We also need to recognize that the connection between perceptions of economic insecurity and what might politely be called cultural insecurity, or more bluntly racism, also has national security implications. For example, Edward Mansfield and Diana Mutz found that attitudes toward jobs moving overseas were shaped by “ethnocentrism and anti-foreign sentiment, rather than occupation or direct professional experience.” Americans who perceive their values and culture under threat perceive their communities as more vulnerable to economic and security threats than do other Americans. International economic and security policies can thus form a vicious cycle, where sensationalized media coverage of one undermines support for the other.
Given the economic and cultural resistance among key swaths of voters that either party needs to construct a winning post-Trump coalition, it’s not going to be possible to rebuild a constituency for trade liberalization alone.
We’ve just established that the public means something different by “security” than policy wonks do, and the same goes for “trade.” Pollsters and canvassers note that the public discourse expands and shrinks to include tariffs, outsourcing, foreign assistance, shareholder capitalism, foreign investment, and other topics.

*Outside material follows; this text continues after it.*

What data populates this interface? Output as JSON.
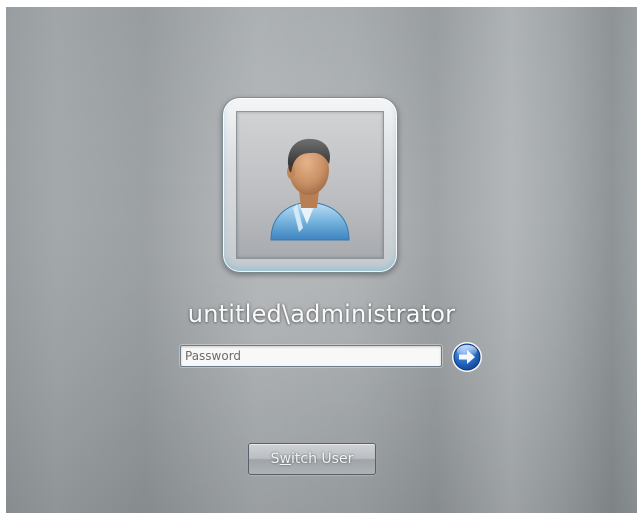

As we reach out to voters, we need to be sure we understand what their concerns actually are. Voters, even many who express opposition to trade deals, are not classically isolationist. Few want to pay higher costs for U.S.-assembled cellphones, or return to the days when grocery stores only contained fruits and vegetables grown in the United States. Everyone wants interaction with the outside world, they want opportunities to work and travel, to consume the best of what the world has to offer . . . and to earn the respect of other nations. Likewise, in many parts of the country, voters are well aware that their livelihoods depend on foreign investment and economic integration, but may or may not make the connection between those local outcomes and the way national politicians talk about “trade.”
Winning messages will acknowledge what voters already know—that economic openness helped some and hurt others, and that programs intended to mitigate negative effects failed. Winning programs will combat those failures comprehensively, and from the start, rather than as a later add-on.
Trump and his 2016 cohort set a precedent by dwelling heavily on the negative interactions between economics and security, and playing on fears and prejudices around dwelling in an interconnected world. Internationalists from both parties should not abandon international economic policy—indeed, they mustn’t. But a new internationalism will stand or fall based on how it addresses not just physical security, but the safety and well-being of Americans, as well as their institutions and communities.